The uneventful life of a retired footballer
I'm Bert Tiddle and you've never heard of me. When I was with Sheffield United in 1991, I was sent off for no reason whatsoever. David Barnes said I went too far when I put an advert in the Sheffield Star the next say calling the match ref a zoo pervert. David Barnes is a numpty.
Everyone's moaning about referees these days and it's the worst. Ferguson, Wenger, Rick van Persie. All they do is cry to the idiots in the press about how terrible the officials are and how they ruin everything. Every morning I sit down with the paper and a nice pastry and a every morning having to read this lunacy makes me vomit like a designer shower spout.

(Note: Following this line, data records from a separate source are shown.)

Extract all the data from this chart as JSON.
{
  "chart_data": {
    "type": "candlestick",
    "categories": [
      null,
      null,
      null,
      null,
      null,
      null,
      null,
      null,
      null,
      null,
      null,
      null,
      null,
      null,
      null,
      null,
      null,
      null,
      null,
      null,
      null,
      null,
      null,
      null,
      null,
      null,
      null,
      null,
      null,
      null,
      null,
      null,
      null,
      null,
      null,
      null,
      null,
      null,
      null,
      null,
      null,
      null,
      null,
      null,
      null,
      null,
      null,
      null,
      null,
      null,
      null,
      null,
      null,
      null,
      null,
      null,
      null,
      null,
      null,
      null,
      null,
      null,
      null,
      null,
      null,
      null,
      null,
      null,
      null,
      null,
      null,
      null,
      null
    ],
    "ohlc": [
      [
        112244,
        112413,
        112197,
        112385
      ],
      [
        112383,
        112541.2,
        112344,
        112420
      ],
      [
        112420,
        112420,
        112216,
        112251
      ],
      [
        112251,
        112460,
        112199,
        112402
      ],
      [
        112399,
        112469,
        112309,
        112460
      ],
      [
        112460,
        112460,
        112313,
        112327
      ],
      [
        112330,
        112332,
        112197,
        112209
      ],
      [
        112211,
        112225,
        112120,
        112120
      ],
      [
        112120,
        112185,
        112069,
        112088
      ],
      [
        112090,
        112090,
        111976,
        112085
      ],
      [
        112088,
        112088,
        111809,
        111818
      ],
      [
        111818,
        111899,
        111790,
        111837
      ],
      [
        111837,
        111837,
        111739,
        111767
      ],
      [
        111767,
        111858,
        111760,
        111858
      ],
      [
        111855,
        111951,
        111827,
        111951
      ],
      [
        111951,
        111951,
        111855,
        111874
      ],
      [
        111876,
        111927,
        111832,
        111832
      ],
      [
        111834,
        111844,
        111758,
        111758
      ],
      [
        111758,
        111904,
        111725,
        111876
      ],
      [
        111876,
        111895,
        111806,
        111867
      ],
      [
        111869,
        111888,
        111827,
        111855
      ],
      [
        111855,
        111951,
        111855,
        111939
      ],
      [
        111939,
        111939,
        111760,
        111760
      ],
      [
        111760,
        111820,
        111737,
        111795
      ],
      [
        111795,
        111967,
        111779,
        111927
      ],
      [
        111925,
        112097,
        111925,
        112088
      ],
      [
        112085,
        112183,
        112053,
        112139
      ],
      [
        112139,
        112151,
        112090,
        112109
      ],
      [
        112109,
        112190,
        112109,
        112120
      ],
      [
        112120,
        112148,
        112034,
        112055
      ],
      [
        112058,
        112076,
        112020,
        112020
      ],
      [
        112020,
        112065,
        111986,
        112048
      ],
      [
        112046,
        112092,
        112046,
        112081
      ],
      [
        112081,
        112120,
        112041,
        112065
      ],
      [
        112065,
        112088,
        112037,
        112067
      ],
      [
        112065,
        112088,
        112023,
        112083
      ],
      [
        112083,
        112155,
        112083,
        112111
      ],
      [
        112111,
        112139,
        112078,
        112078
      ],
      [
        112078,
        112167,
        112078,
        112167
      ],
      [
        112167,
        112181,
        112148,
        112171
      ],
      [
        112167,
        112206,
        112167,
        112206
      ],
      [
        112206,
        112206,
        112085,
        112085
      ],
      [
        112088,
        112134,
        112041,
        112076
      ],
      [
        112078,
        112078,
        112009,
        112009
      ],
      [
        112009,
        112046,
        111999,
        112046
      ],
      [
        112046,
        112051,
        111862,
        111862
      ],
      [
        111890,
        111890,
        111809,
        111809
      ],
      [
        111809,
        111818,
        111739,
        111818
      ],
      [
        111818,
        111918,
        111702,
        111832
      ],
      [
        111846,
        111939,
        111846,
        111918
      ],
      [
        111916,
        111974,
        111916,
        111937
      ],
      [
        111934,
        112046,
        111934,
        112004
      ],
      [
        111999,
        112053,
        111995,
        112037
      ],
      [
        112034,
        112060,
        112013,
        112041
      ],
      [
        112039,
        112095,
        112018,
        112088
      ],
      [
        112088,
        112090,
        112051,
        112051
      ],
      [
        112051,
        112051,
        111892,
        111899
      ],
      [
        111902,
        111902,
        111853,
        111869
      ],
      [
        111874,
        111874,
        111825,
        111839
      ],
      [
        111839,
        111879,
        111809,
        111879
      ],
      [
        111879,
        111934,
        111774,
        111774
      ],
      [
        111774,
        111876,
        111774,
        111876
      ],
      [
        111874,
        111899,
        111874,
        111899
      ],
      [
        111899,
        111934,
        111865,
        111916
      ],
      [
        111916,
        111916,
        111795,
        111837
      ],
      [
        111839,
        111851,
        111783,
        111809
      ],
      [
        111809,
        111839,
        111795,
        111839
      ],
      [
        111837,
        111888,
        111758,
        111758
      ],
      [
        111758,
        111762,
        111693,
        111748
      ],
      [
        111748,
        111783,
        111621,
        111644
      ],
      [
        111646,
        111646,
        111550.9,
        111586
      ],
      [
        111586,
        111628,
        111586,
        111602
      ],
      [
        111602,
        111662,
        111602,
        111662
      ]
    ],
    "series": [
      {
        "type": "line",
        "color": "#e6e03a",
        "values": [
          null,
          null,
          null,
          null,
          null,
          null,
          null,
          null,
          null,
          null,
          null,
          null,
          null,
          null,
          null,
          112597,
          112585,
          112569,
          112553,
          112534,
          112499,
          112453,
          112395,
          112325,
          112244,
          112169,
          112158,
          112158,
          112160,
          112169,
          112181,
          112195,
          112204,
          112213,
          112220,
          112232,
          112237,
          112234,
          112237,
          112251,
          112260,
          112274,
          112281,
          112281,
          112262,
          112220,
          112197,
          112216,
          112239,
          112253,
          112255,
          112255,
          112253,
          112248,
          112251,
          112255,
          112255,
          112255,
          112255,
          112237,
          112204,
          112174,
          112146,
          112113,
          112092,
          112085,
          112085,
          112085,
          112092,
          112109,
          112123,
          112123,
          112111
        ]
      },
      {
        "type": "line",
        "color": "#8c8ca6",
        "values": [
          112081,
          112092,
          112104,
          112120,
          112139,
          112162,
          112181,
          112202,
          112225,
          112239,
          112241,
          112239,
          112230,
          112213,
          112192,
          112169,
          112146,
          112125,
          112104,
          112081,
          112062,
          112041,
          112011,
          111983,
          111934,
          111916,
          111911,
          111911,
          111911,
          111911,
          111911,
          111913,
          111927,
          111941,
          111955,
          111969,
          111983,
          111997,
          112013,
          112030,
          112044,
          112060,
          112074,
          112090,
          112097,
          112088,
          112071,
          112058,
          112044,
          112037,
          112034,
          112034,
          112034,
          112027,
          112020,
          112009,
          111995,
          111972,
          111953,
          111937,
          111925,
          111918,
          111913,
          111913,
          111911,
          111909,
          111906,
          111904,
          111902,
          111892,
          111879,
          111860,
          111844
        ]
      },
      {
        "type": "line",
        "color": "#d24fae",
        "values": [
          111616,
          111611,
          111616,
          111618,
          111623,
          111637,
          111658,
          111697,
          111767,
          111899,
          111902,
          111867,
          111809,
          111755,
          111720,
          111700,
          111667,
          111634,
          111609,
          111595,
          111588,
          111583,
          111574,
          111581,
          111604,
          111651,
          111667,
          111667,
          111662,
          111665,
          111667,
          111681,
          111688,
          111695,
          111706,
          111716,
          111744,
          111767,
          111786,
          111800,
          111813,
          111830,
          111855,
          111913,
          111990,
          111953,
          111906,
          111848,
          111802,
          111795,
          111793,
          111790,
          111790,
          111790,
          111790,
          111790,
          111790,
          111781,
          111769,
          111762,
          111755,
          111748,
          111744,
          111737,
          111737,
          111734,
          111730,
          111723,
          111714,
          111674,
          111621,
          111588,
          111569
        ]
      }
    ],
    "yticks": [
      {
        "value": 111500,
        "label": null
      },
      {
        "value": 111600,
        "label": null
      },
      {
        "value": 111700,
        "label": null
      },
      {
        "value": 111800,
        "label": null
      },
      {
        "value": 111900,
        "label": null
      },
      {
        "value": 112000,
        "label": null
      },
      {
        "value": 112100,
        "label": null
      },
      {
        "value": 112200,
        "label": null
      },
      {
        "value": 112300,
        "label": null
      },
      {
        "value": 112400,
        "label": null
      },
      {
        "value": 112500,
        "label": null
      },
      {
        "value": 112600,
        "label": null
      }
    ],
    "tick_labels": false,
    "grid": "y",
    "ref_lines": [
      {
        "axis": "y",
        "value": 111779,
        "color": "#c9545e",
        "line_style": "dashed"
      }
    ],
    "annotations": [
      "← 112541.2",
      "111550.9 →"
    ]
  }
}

Harlot, one of my 18 kids said to me, "But Pop, these referees are changing games and ruining everything." Exactly. That's the beauty of it. Now stop sitting so close to your boyfriend or you'll get pregnant with a ginger baby. You want referees to be perfect? Build them out of robots and wait for one to kill a man with its emotionless steel hook hands.
And everybody thinks referees are out to get their club. Well, I don't care if you're Arsenal or Hartlepool, your club isn't that special and they're not. The only reason you think that is because you're too self-involved to realize that your opinions are stupid.
A player can miss a shot, a manager can invent a terrible formation and a referee can make a wrong call. Welcome to human stuff, pudding brains. I'm going to buy an ant farm.